The Lord commands in Exodus 23:1, “Do not spread false reports. Do not help a wicked man by being a malicious witness.” NIV
Does gossip just apply to spreading lies? Can it include spreading truths? Daniel was the victim of gossip in Daniel 6:13-16:
13 Then they said to the king, "Daniel, who is one of the exiles from Judah, pays no attention to you, O king, or to the decree you put in writing. He still prays three times a day." 14 When the king heard this, he was greatly distressed; he was determined to rescue Daniel and made every effort until sundown to save him. 15 Then the men went as a group to the king and said to him, "Remember, O king, that according to the law of the Medes and Persians no decree or edict that the king issues can be changed." 16 So the king gave the order, and they brought Daniel and threw him into the lions' den. The king said to Daniel, "May your God, whom you serve continually, rescue you!" NIV
What these jealous political opponents of Daniel told the king about him was true, but they set him up and used their new laws to trap him. God rescued Daniel, but this incident shows us that “whisperers” can try to use the truth to separate and destroy people.

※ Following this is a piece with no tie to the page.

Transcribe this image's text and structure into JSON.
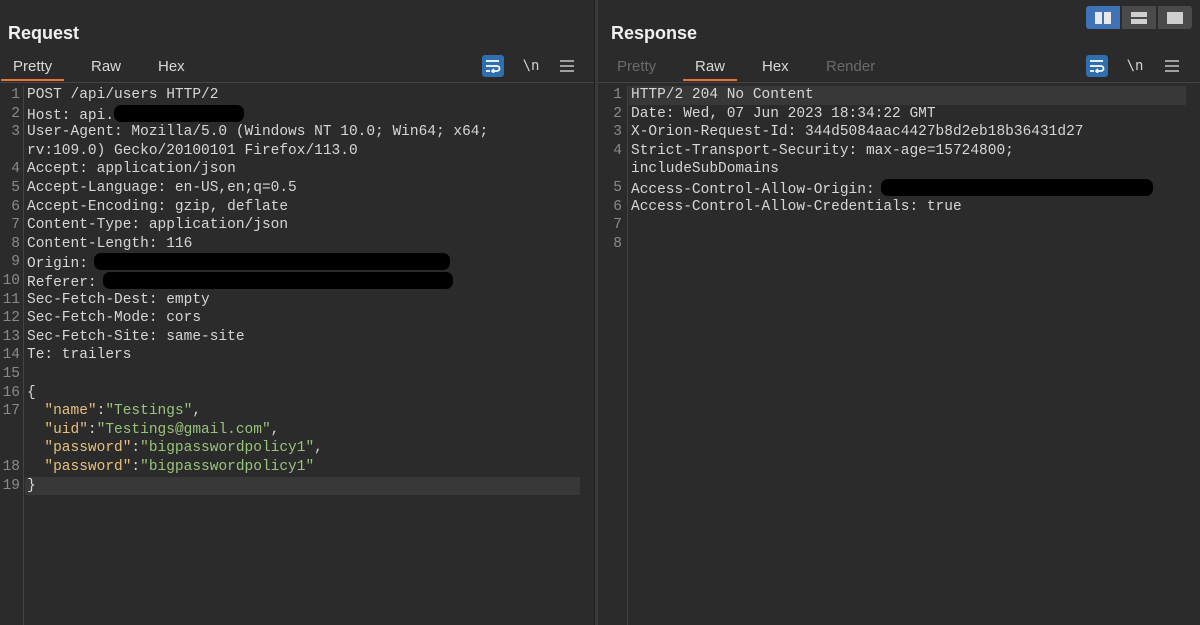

You can starve out a fire by not adding fuel. I have been through a church split where I was the pastor and I was the object of many people’s gossip. I thought I was loved and appreciated until crusaders started going door to door gathering stories from people who were unhappy with what I had said and done. Momentum grew as stories were collected and signatures were gathered. My fate was sealed when a vote was called and I failed to receive enough votes to stay.

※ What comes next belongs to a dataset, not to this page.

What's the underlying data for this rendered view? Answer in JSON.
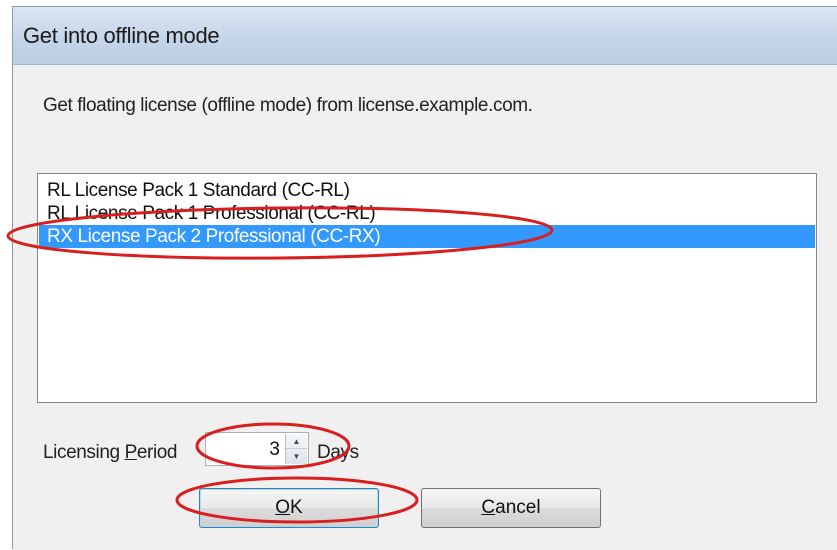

Stop playing the “He said she said” game and let the fire die down. "Mama, dear, I was a peacemaker today," said a little girl as she snuggled up to her mother in the evening.
"How was that?" asked the mother, "I heard something, and I didn't tell it," was the reply
Whitney Hopler summarizes “5 Ways to Stop Gossip in Its Tracks”:
Change the subject. Distract people from gossiping by bringing up another subject in the conversation.
Say something positive about the person who’s the target of gossip.
Confront gossip politely yet firmly. Stand up to people who are gossiping by saying that you don’t want to know about the story they’re trying to tell you. Don’t hesitate to directly call the gossip what it is, but do so with grace. For example, you could say something like: “That sounds like gossip to me, so I don’t really want to hear any more. Let’s just drop it.”
Point out missing information. Ask questions that point out holes in a gossipy story, such as specific times and places of events that supposedly happened. Challenge gossiping people to tell you how they personally verified the information they’re spreading about others. Help them see that just because they heard a story doesn’t mean it’s true – and even if it is, they can’t possibly have an accurate perspective on the situation unless they experienced every detail of it personally.
Turn gossip into prayers. Whenever you hear gossip, pray for the people whom the gossip targets. Talk with God – but not other people! – about the negative stories you’ve heard through gossip, asking God to intervene in each situation to help each person involved, if in fact there’s actually any truth to the stories.
Whenever you successfully stop gossip, you prevent further damage to relationships and help usher God’s peace into them.
This prayer could be a good one for us: Dear Heavenly Father,
So far, today, I've done all right. I haven't gossiped or lost my temper. I haven't been greedy, grumpy, nasty, or self-centered. I'm really happy about that so far, but in a few minutes, I'm going to be getting out of bed and then I'm going to need a lot of help. Thank you! Amen
When faced with a relational fire you can:
Fuel it
or
Starve it
Join the movement to make our planet a more peaceful place.